Failure to Ensure Safe Mechanical Lift Transfer Procedures
Penalty
Summary
The facility failed to ensure that residents were free from accident hazards related to the improper use of a mechanical lift, as required by facility policy. The policy specified that two staff members must assist with mechanical lift transfers to ensure resident safety, dignity, and comfort. Despite this, a certified nursing assistant (CNA) attempted to transfer a resident with significant mobility impairments using a mechanical lift without the required second staff member. The resident's care plan and Kardex clearly indicated the need for two-person assistance during transfers. The incident involved a resident with a history of stroke, hemiplegia, and impaired mobility, who was dependent on staff for transfers.
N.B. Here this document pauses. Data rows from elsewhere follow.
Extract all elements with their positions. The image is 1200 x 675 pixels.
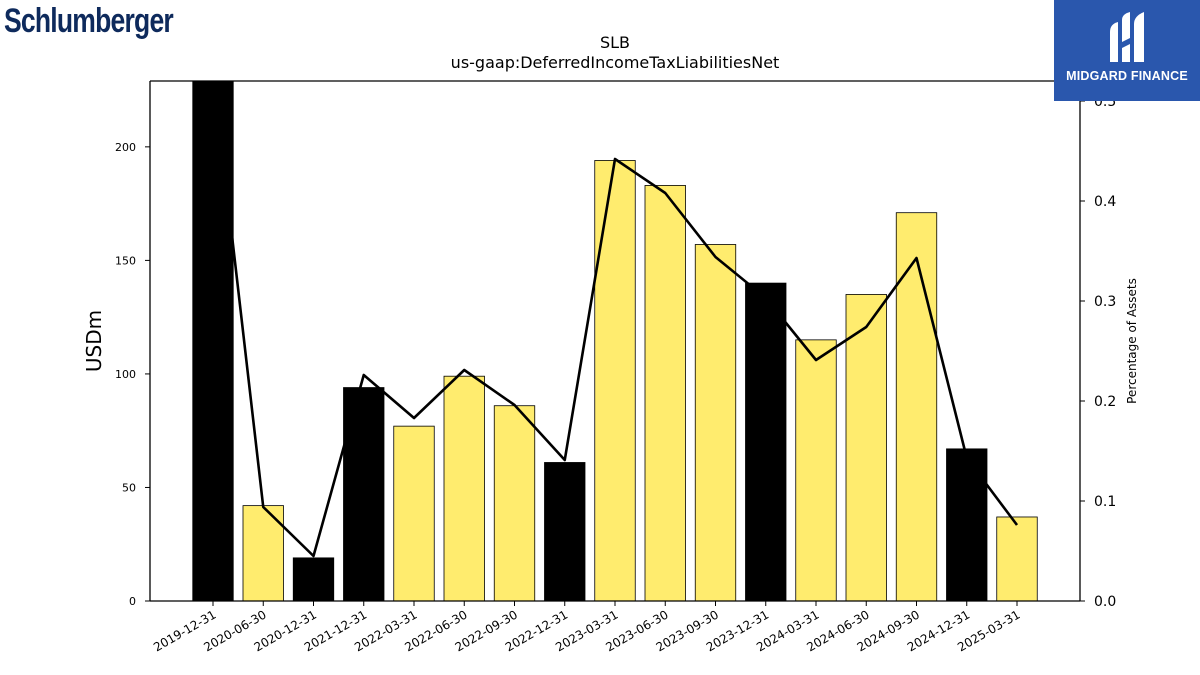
- bar-group: [192, 81, 1038, 601]
- bar-2023-12-31: [745, 282, 787, 601]
- y2-tick-label: 0.2: [1094, 394, 1116, 410]
- y2-tick-label: 0.4: [1094, 194, 1116, 210]
- y-tick-label: 50: [122, 481, 136, 494]
- bar-2024-12-31: [946, 448, 988, 601]
- y-tick-label: 200: [115, 141, 136, 154]
- midgard-brand-text: MIDGARD FINANCE: [1066, 69, 1188, 83]
- y2-tick-label: 0.3: [1094, 294, 1116, 310]
- bar-2024-06-30: [845, 294, 887, 601]
- y-tick-label: 0: [129, 595, 136, 608]
- schlumberger-logo: Schlumberger: [4, 2, 174, 40]
- bar-2021-12-31: [343, 387, 385, 601]
- y-tick-label: 150: [115, 254, 136, 267]
- bar-2022-09-30: [493, 405, 536, 601]
- bar-2023-09-30: [694, 244, 737, 601]
- bar-2022-03-31: [393, 425, 435, 601]
- bar-2024-03-31: [795, 339, 837, 601]
- bar-2022-06-30: [443, 375, 485, 601]
- chart-subtitle: us-gaap:DeferredIncomeTaxLiabilitiesNet: [451, 53, 780, 72]
- midgard-finance-logo: MIDGARD FINANCE: [1054, 0, 1200, 101]
- bar-2023-06-30: [644, 185, 686, 601]
- y2-tick-label: 0.1: [1094, 494, 1116, 510]
- chart-title: SLB: [600, 33, 630, 52]
- bar-2024-09-30: [895, 212, 938, 601]
- percentage-line: [212, 81, 1019, 558]
- y2-axis-label: Percentage of Assets: [1125, 278, 1139, 404]
- bar-2022-12-31: [544, 462, 586, 601]
- y2-tick-label: 0.0: [1094, 594, 1116, 610]
- y-axis-label: USDm: [82, 310, 106, 372]
- line-group: [212, 81, 1019, 558]
- bar-2025-03-31: [996, 516, 1038, 601]
- bar-2023-03-31: [594, 160, 636, 601]
- bar-2020-12-31: [292, 557, 335, 601]
- y-tick-label: 100: [115, 368, 136, 381]
- midgard-mark-icon: [1110, 12, 1144, 62]
- bar-2019-12-31: [192, 81, 234, 601]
During the transfer from a chair to a bed, the CNA was unable to find another staff member to assist and accepted help from the resident's family member instead. The mechanical lift did not clear the bed properly, and as the CNA attempted to maneuver the resident onto the bed, the lift made contact with the base of the geriatric chair. This caused the resident's weight to shift, resulting in the lift tilting and the resident being lowered to the floor by the CNA and family member. Following the incident, the resident complained of pain and was sent to the emergency department, where imaging showed no fractures or acute injuries. Interviews with staff and the family member confirmed that the transfer was performed by only one staff member, contrary to facility policy and training. The CNA admitted to acting impatiently and not following the required procedure for mechanical lift transfers.